Le Dr Seigneurie-Mussot a rappelé que le syndrome délirant est caractérisé par « un mécanisme, des thèmes, un degré de systématisation, et une participation émotionnelle ».

Le syndrome dissociatif, lui, est caractérisé « dans le domaine intellectuel, par des troubles du cours de la pensée, du langage, des illogismes, dans le domaine affectif par une discordance idéo affective, et dans le domaine psychomoteur, par la bizarrerie ou un maniérisme ».

Se faire aider

L’intervention du médecin commence par une vérification de l’intégrité physique du patient, et une sécurisation de l’environnement (fenêtres, objets blessants, moyens de strangulation, médicaments, accès à la salle de bains où le patient pourrait s’enfermer,…).

Il faut ensuite écarter la famille, et évaluer la violence du sujet, son impulsivité. Cette évaluation comporte une dimension médico-légale : quel danger court le patient, et quel danger fait-il courir à son entourage et à la société ?

Il faut enfin sédater le patient si nécessaire.

Jusqu’à cette étape, « il ne faut pashésiter à appeler de l’aide : pompiers, police, Samu », souligne le Dr Seigneurie-Mussot. « Il ne faut pas hésiter non plus à interpeller le centre médico psychologique (CMP), qui peut détacher une équipe».

Enfin, « il faut s’assurer de l’acheminement du patient vers les urgences les plus proches ». L’ambulance peut être envoyée par le Samu. Il existe par ailleurs des sociétés d’ambulance spécialisées dans le transport de patients psychiatriques.

L’enjeu, c’est le pronostic

A l’hôpital, est réalisé « un bilan minimum d’organicité » (examen clinique, bilan sanguin, imagerie cérébrale, recherche de toxiques dans les urines, EEG). Une fois éliminées les causes organiques, l’hospitalisation en psychiatrie « est la règle plutôt que l’exception, pour mettre en place un traitement antipsychotique et un suivi adéquat après la phase aiguë ».

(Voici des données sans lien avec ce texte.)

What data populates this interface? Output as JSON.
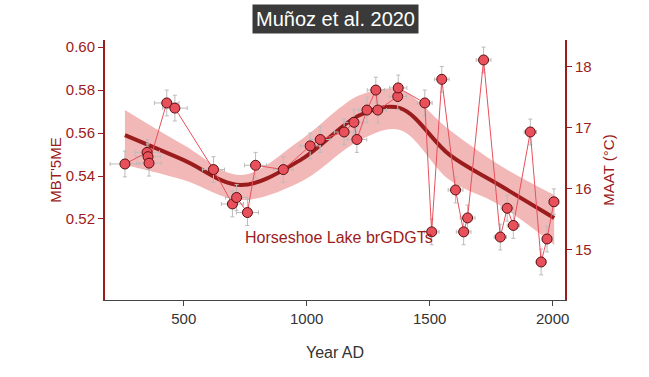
{
  "chart_data": {
    "type": "scatter",
    "title": "Muñoz et al. 2020",
    "x_label": "Year AD",
    "y_label": "MBT'5ME",
    "y2_label": "MAAT (°C)",
    "annotations": [
      "Horseshoe Lake brGDGTs"
    ],
    "xlim": [
      180,
      2050
    ],
    "xticks": [
      500,
      1000,
      1500,
      2000
    ],
    "ylim": [
      0.4823,
      0.6033
    ],
    "yticks": [
      0.52,
      0.54,
      0.56,
      0.58,
      {
        "value": 0.6,
        "label": "0.60"
      }
    ],
    "y2lim": [
      14.18,
      18.44
    ],
    "y2ticks": [
      15,
      16,
      17,
      18
    ],
    "grid": false,
    "series": [
      {
        "type": "band",
        "color": "#f2b8b8",
        "x": [
          261,
          500,
          731,
          974,
          1217,
          1379,
          1581,
          1783,
          2006
        ],
        "lower": [
          0.5451,
          0.5381,
          0.5288,
          0.5372,
          0.5567,
          0.5614,
          0.5381,
          0.5265,
          0.5079
        ],
        "upper": [
          0.5707,
          0.5544,
          0.5405,
          0.5567,
          0.5777,
          0.58,
          0.5614,
          0.5451,
          0.5312
        ]
      },
      {
        "type": "line",
        "color": "#9b1c1c",
        "line_style": "solid",
        "x": [
          261,
          500,
          731,
          974,
          1217,
          1379,
          1581,
          1783,
          2006
        ],
        "values": [
          0.559,
          0.5474,
          0.5358,
          0.5474,
          0.5684,
          0.5716,
          0.5498,
          0.5358,
          0.5205
        ]
      },
      {
        "type": "scatter",
        "color": "#e8505b",
        "marker": "circle",
        "x": [
          261,
          351,
          355,
          359,
          431,
          464,
          621,
          698,
          715,
          759,
          792,
          905,
          1014,
          1055,
          1152,
          1192,
          1204,
          1245,
          1281,
          1289,
          1370,
          1372,
          1480,
          1508,
          1549,
          1605,
          1638,
          1654,
          1719,
          1787,
          1815,
          1840,
          1909,
          1953,
          1977,
          2005
        ],
        "values": [
          0.5456,
          0.551,
          0.549,
          0.546,
          0.574,
          0.5716,
          0.543,
          0.527,
          0.53,
          0.523,
          0.545,
          0.543,
          0.554,
          0.557,
          0.5605,
          0.565,
          0.557,
          0.5707,
          0.58,
          0.5707,
          0.577,
          0.581,
          0.574,
          0.514,
          0.585,
          0.5335,
          0.514,
          0.5205,
          0.594,
          0.5116,
          0.525,
          0.517,
          0.5605,
          0.5,
          0.5107,
          0.528
        ],
        "x_error": [
          60,
          50,
          50,
          50,
          50,
          50,
          45,
          45,
          45,
          45,
          45,
          40,
          40,
          40,
          40,
          40,
          40,
          35,
          35,
          35,
          35,
          35,
          30,
          30,
          30,
          30,
          30,
          30,
          30,
          25,
          25,
          25,
          25,
          20,
          20,
          20
        ],
        "y_error": [
          0.006,
          0.006,
          0.006,
          0.006,
          0.006,
          0.006,
          0.006,
          0.006,
          0.006,
          0.006,
          0.006,
          0.006,
          0.006,
          0.006,
          0.006,
          0.006,
          0.006,
          0.006,
          0.006,
          0.006,
          0.006,
          0.006,
          0.006,
          0.006,
          0.006,
          0.006,
          0.006,
          0.006,
          0.006,
          0.006,
          0.006,
          0.006,
          0.006,
          0.006,
          0.006,
          0.006
        ]
      }
    ]
  }
}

Passé le premier épisode, « l’enjeu est de savoir s’il peut recommencer », explique le Dr Seigneurie-Mussot.

Il peut être une réponse à un traumatisme émotionnel intense. La brièveté de l’épisode et la bonne réponse au traitement sont alors des facteurs de bon pronostic. Il peut aussi s’agir d’un épisode inaugural, marquant l’entrée dans une pathologie chronique, schizophrénie ou trouble bipolaire. Et « un délai trop long entre l’émergence des premiers symptômes et la mise en place d’un traitement est un facteur de mauvais pronostic », indique le Dr Seigneurie-Mussot pour souligner l’urgence.